Mrs. Warden flushed, smiled, and reached for her glass. The pink lemonade was almost at her lips when Livingstone’s arm shot out. Then came the tinkle of shattered glass and a crimson stain where the wine trailed across the damask.
“I beg your pardon!” exclaimed Livingstone, while the other men lowered their glasses in surprise. “That was an awkward slip of mine, Mrs. Warden. I must have hit your arm.”
“But, Bill,” muttered Harding under his breath, “you don’t mean--”
“But I do,” corrected Livingstone quietly, looking straight into Harding’s amazed eyes.
“Mr. and Mrs. Warden are my guests. They are going to drive to Bunker Hill with me by and by.”
When the six o’clock accommodation train pulled out from Boston that night it bore a little old man and a little old woman, gray-haired, weary, but blissfully content.
“We’ve seen ’em all, Hezekiah, ev’ry single one of ’em,” Abigail was saying. “An’ wan’t Mr. Livingstone good, a-gittin’ that carriage an’ takin’ us ev’rywhere; an’ it bein’ open so all ’round the sides, we didn’t miss seein’ a single thing!”

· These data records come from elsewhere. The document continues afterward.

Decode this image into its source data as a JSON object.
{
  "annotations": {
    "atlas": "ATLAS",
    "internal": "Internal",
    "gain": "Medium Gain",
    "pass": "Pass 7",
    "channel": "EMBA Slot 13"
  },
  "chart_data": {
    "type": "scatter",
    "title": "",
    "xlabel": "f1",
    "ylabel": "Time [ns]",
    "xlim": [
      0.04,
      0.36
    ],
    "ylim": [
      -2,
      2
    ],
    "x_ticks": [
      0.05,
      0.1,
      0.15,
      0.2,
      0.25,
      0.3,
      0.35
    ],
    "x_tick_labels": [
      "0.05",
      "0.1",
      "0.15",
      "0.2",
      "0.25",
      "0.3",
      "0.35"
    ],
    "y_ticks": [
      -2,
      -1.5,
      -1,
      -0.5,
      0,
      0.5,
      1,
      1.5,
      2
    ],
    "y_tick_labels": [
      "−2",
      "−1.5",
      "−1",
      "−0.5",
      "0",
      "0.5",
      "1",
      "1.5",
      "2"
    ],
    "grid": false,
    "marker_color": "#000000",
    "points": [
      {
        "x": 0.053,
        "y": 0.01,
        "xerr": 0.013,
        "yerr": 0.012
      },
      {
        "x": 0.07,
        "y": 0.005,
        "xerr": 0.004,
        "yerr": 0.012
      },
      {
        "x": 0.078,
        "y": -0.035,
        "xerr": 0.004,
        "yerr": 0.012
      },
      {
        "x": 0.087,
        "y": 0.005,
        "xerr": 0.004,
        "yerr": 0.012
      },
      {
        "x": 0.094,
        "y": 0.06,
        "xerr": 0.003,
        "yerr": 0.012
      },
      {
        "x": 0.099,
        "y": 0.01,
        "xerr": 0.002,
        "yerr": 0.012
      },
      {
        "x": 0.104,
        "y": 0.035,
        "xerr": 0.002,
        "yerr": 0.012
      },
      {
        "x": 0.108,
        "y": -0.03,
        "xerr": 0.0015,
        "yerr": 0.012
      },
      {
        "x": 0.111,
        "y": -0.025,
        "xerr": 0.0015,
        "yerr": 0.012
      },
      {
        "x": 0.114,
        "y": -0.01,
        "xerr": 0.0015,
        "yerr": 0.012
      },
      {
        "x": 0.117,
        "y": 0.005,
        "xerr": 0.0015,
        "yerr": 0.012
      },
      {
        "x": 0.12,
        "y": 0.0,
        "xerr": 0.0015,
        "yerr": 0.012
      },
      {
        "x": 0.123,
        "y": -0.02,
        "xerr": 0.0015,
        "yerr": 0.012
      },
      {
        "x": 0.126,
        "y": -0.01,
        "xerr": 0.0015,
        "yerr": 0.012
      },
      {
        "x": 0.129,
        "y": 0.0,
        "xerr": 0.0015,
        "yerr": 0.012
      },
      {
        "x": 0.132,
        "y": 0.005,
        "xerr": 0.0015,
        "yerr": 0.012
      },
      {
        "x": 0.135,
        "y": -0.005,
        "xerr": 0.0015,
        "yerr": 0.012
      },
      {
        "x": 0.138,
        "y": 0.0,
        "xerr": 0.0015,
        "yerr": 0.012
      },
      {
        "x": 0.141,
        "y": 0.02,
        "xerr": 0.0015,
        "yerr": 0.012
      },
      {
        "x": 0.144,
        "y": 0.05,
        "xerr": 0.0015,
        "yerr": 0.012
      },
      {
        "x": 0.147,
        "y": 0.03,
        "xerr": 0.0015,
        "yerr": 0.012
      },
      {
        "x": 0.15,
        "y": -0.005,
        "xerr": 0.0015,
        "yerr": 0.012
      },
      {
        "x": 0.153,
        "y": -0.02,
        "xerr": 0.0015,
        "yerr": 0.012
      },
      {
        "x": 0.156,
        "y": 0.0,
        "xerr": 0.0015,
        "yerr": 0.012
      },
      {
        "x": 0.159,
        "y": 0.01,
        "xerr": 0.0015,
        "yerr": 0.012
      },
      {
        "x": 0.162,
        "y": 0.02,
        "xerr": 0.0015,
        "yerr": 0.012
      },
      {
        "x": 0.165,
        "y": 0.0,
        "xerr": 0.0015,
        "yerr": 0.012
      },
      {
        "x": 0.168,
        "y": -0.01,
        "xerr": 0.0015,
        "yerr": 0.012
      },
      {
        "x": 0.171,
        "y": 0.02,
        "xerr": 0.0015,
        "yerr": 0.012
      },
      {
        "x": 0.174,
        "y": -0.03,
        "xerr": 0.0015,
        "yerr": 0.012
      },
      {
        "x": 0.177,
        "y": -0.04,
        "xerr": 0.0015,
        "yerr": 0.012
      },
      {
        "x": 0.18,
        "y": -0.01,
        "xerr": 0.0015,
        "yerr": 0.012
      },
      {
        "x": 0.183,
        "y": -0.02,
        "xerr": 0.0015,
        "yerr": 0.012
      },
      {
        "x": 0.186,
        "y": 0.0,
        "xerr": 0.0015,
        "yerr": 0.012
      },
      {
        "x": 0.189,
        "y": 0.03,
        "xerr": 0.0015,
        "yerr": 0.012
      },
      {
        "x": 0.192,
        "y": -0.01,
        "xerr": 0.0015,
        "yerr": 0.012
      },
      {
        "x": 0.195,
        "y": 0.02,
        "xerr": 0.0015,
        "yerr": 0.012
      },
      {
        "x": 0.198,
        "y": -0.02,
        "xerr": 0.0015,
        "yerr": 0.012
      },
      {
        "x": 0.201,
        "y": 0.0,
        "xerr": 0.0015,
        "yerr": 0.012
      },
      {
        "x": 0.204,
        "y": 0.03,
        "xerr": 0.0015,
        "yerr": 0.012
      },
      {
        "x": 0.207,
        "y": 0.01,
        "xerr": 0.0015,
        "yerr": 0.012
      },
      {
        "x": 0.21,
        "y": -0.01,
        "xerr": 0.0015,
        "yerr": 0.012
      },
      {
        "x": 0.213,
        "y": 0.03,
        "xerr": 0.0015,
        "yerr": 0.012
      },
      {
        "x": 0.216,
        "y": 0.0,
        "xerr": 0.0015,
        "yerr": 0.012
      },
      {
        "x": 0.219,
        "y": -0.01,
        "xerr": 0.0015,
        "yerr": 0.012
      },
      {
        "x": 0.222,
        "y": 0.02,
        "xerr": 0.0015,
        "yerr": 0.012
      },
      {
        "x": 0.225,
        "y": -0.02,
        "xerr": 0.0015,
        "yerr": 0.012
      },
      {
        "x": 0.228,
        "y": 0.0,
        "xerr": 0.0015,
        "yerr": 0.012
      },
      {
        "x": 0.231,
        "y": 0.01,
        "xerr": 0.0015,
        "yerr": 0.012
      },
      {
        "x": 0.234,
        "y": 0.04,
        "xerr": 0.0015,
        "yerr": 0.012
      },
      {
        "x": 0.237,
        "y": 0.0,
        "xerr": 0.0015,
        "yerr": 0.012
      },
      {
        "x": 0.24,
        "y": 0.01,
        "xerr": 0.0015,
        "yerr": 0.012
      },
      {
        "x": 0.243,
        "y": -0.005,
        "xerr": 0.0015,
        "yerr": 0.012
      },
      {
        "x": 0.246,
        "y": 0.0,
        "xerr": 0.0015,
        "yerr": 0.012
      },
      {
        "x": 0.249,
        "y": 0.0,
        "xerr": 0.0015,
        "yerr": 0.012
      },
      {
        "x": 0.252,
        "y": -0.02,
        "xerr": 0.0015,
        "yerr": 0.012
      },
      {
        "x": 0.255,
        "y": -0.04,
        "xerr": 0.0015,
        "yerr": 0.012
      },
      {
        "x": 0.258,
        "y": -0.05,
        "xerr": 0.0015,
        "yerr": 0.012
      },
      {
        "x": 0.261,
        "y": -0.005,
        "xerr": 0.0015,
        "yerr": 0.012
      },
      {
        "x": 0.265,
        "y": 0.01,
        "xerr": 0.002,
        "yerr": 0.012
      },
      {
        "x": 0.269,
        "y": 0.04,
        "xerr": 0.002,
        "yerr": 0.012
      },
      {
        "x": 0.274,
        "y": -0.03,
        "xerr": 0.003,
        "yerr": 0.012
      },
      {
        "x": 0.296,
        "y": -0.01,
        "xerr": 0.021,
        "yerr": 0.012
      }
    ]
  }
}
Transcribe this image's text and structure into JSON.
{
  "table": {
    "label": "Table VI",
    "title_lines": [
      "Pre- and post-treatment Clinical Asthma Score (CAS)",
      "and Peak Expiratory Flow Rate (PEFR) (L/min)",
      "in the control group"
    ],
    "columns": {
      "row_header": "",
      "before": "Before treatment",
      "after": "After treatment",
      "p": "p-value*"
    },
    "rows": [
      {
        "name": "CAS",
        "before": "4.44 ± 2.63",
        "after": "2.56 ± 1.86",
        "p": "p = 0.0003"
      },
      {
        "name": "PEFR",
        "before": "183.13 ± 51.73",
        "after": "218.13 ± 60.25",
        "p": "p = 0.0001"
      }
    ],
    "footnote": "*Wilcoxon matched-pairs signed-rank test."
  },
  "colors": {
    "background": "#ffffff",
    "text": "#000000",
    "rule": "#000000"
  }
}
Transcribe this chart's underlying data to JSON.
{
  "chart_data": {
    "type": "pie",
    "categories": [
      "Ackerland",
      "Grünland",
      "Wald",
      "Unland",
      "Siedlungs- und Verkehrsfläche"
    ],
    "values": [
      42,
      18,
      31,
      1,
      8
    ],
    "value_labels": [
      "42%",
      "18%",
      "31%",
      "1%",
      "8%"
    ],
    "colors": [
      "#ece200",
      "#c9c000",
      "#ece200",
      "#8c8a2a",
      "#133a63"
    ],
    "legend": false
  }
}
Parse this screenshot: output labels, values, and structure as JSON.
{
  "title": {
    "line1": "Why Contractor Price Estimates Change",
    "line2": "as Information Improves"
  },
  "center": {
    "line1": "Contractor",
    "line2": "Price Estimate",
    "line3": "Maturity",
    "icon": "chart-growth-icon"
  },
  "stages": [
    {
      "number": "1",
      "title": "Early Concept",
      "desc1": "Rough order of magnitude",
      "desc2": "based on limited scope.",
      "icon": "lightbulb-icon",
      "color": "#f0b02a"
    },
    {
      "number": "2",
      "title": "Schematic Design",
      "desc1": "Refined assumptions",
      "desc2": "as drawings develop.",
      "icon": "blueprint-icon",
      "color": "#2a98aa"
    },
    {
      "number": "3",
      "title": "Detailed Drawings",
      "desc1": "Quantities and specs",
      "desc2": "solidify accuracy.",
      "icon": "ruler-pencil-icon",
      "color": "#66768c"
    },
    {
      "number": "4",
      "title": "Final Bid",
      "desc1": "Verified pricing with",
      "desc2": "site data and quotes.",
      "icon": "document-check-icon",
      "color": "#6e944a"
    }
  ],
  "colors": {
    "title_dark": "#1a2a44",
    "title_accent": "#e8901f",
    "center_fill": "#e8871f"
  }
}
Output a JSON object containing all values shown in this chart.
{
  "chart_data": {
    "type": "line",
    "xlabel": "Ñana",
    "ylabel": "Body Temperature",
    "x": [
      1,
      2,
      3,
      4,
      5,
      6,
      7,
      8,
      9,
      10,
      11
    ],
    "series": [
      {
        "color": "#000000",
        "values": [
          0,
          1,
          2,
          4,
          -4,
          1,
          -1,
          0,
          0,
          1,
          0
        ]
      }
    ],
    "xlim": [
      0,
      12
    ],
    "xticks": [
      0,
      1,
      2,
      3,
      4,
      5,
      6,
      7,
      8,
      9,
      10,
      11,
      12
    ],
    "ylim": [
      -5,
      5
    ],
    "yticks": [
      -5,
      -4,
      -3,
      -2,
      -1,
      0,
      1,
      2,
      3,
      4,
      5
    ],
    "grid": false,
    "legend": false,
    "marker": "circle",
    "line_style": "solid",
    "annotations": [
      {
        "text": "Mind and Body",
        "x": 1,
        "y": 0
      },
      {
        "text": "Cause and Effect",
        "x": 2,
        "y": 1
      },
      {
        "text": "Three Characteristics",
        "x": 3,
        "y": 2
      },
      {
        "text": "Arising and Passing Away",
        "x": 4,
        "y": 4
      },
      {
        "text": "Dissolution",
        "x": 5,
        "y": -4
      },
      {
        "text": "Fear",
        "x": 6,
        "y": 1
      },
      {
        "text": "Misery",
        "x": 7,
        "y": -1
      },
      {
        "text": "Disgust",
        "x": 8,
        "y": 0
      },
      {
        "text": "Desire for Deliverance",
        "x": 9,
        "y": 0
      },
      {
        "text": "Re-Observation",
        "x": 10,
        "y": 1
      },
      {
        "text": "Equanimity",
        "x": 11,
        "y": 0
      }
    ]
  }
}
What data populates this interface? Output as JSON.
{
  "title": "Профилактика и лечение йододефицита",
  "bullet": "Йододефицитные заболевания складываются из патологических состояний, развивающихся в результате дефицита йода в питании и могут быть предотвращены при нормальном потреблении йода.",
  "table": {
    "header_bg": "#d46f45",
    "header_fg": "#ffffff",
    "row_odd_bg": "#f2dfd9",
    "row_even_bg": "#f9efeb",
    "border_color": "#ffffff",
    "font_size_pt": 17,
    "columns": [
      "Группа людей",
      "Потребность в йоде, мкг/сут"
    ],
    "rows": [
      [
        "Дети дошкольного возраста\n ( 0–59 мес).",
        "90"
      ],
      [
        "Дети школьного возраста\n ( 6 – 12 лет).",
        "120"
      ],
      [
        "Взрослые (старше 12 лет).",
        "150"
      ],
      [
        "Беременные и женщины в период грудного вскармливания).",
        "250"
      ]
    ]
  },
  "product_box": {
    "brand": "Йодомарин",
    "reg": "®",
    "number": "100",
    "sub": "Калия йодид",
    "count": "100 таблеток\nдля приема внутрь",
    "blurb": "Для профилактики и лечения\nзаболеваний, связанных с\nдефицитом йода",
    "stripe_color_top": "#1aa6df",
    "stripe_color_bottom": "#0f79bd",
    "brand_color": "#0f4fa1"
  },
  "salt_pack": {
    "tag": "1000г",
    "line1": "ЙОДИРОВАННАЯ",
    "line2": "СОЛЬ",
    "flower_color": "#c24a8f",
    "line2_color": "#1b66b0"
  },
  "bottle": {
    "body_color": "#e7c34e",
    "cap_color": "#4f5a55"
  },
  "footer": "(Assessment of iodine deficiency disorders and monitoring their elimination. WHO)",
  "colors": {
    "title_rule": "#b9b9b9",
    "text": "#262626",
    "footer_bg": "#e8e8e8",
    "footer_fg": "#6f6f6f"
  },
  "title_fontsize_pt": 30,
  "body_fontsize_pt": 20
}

“He was, Abby, he was, an’ he wouldn’t let me pay one cent!” cried Hezekiah, taking out his roll of bills and patting it lovingly. “But, Abby, did ye notice? ‘Twas kind o’ queer we never got one taste of that pink lemonade. The waiter-man took it away.”
When Aunt Abby Waked Up
The room was very still. The gaunt figure on the bed lay motionless save for a slight lifting of the chest at long intervals. The face was turned toward the wall, leaving a trail of thin gray hair-wisps across the pillow. Just outside the door two physicians talked together in low tones, with an occasional troubled glance toward the silent figure on the bed.